Choline is an essential nutrient required for normal neuronal and muscular development, as well as homeostatic regulation of hepatic metabolism. In the liver, choline is incorporated into the main eukaryotic phospholipid, phosphatidylcholine (PC), and can enter one-carbon metabolism via mitochondrial oxidation. Hepatitis C virus (HCV) is a hepatotropic positive-strand RNA virus that similar to other positive-strand RNA viruses and can impact phospholipid metabolism. In the current study we sought to interrogate if HCV modulates markers of choline metabolism following in vitro infection, while subsequently assessing if the inhibition of choline uptake and metabolism upon concurrent HCV infection alters viral replication and infectivity.

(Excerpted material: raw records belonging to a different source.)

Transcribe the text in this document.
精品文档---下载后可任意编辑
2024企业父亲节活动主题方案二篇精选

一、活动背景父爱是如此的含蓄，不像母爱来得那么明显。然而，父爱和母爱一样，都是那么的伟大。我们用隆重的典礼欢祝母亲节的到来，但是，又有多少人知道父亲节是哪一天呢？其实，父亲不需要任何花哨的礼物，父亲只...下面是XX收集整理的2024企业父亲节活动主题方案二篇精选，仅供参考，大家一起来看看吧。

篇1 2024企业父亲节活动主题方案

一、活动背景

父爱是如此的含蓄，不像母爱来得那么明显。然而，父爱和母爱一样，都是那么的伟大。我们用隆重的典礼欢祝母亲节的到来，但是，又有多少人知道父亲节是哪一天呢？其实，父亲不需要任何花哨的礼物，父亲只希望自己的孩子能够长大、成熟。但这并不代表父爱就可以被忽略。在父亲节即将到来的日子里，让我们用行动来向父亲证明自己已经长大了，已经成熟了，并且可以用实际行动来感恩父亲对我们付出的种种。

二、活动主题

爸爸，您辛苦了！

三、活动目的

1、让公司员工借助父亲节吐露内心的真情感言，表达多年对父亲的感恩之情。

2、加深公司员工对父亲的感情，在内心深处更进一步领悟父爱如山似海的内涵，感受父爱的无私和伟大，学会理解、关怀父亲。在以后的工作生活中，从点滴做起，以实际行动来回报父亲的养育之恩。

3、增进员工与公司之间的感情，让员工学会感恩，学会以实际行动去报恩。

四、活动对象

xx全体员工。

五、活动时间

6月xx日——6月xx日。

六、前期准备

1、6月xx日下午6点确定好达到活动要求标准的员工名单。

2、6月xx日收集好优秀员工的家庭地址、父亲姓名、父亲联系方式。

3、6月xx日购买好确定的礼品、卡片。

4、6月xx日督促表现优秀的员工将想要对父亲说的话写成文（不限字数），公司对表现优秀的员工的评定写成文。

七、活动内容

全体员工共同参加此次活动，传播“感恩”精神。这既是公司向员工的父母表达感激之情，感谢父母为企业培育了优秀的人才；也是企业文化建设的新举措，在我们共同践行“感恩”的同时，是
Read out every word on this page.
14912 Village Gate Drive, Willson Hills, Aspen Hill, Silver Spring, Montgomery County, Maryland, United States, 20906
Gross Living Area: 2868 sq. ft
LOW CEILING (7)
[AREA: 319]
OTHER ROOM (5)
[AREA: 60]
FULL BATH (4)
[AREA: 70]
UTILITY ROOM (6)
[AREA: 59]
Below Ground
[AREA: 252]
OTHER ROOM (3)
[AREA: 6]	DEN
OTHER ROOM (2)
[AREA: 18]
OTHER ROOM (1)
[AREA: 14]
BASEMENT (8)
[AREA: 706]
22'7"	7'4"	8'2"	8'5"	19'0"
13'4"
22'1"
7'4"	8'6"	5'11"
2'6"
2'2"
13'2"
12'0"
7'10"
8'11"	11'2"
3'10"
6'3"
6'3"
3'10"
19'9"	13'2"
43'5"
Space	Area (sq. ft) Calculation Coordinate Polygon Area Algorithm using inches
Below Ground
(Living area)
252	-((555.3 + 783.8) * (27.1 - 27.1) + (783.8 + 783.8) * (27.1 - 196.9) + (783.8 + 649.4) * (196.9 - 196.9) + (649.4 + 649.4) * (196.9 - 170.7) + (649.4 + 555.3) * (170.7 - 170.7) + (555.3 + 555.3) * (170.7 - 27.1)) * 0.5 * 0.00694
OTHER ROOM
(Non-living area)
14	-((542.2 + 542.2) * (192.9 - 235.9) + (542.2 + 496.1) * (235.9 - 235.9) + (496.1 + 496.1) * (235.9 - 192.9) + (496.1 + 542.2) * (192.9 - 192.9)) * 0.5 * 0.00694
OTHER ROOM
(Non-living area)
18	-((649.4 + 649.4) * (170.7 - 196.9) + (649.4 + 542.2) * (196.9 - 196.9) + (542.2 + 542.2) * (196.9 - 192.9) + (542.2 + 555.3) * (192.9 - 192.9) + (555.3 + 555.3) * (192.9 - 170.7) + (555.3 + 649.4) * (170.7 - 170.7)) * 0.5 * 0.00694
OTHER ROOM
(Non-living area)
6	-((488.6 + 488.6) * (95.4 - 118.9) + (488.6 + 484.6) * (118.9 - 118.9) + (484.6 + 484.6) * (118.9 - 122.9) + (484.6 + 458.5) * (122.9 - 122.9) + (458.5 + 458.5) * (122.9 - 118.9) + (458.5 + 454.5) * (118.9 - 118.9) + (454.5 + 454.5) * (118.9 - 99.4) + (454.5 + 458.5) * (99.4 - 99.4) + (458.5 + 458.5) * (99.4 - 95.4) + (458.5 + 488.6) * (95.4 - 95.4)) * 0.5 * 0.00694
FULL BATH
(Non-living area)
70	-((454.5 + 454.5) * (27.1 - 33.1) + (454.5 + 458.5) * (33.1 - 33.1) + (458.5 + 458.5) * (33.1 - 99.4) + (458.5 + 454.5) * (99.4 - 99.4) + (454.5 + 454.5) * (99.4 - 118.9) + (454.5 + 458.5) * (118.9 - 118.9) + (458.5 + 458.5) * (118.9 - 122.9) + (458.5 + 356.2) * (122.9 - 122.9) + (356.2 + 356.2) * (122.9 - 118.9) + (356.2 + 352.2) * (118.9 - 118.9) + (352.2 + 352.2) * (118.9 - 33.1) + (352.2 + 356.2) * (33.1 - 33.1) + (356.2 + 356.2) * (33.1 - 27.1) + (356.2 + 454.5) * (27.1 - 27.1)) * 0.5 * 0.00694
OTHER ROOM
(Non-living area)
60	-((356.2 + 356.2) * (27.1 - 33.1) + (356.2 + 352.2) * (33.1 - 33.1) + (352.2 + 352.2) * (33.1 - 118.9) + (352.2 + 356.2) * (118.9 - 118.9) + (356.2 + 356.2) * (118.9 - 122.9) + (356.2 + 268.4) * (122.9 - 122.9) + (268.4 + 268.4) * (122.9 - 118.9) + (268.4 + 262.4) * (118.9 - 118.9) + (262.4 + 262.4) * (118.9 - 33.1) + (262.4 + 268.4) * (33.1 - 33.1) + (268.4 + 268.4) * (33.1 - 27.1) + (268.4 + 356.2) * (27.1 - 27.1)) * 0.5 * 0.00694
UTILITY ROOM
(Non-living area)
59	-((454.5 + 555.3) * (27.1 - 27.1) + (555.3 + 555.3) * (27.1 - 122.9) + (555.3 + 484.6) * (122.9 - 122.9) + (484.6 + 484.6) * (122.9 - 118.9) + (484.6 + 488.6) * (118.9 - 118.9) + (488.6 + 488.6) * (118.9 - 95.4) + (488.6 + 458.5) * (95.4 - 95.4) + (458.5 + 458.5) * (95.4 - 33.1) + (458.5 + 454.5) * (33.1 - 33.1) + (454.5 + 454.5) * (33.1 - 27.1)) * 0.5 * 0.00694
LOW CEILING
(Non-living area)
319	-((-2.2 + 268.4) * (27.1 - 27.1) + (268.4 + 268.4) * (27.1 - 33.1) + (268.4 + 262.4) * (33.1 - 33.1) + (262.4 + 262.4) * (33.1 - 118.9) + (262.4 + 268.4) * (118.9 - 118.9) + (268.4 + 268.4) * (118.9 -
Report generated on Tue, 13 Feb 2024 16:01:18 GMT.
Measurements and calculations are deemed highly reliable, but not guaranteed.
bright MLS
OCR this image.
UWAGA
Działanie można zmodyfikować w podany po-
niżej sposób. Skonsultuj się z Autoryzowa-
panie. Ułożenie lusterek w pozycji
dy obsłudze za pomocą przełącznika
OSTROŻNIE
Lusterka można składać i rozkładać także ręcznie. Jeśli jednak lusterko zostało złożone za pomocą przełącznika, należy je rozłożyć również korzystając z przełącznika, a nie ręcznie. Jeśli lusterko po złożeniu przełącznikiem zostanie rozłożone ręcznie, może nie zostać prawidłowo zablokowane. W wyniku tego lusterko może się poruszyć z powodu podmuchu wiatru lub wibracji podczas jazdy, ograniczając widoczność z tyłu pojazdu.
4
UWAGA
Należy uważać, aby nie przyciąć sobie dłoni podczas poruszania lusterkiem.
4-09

Additionally, we assessed whether these parameters were consistent between cells cultured in fetal bovine serum (FBS) or human serum (HS), conditions known to differentially affect in vitro HCV infection. We observed that choline transport in FBS- and HS-cultured Huh7.5 cells is facilitated by the intermediate affinity transporter, choline transporter-like family (CTL). HCV infection in FBS, but not HS-cultured cells diminished CTL1 transcript and protein expression at 24 h post-infection, which was associated with lower choline uptake and lower incorporation of choline into PC. No changes in other transporters were observed and at 96 h post-infection, all differences were normalized. Reciprocally, limiting the availability of choline for PC synthesis by use of a choline uptake inhibitor resulted in increased HCV replication at this early stage (24 h post-infection) in both FBS- and HS-cultured cells. Finally, in chronic infection (96 h post-infection), inhibiting choline uptake and metabolism significantly impaired the production of infectious virions. These results suggest that in addition to a known role of choline kinase, the transport of choline, potentially via CTL1, might also represent an important and regulated process during HCV infection.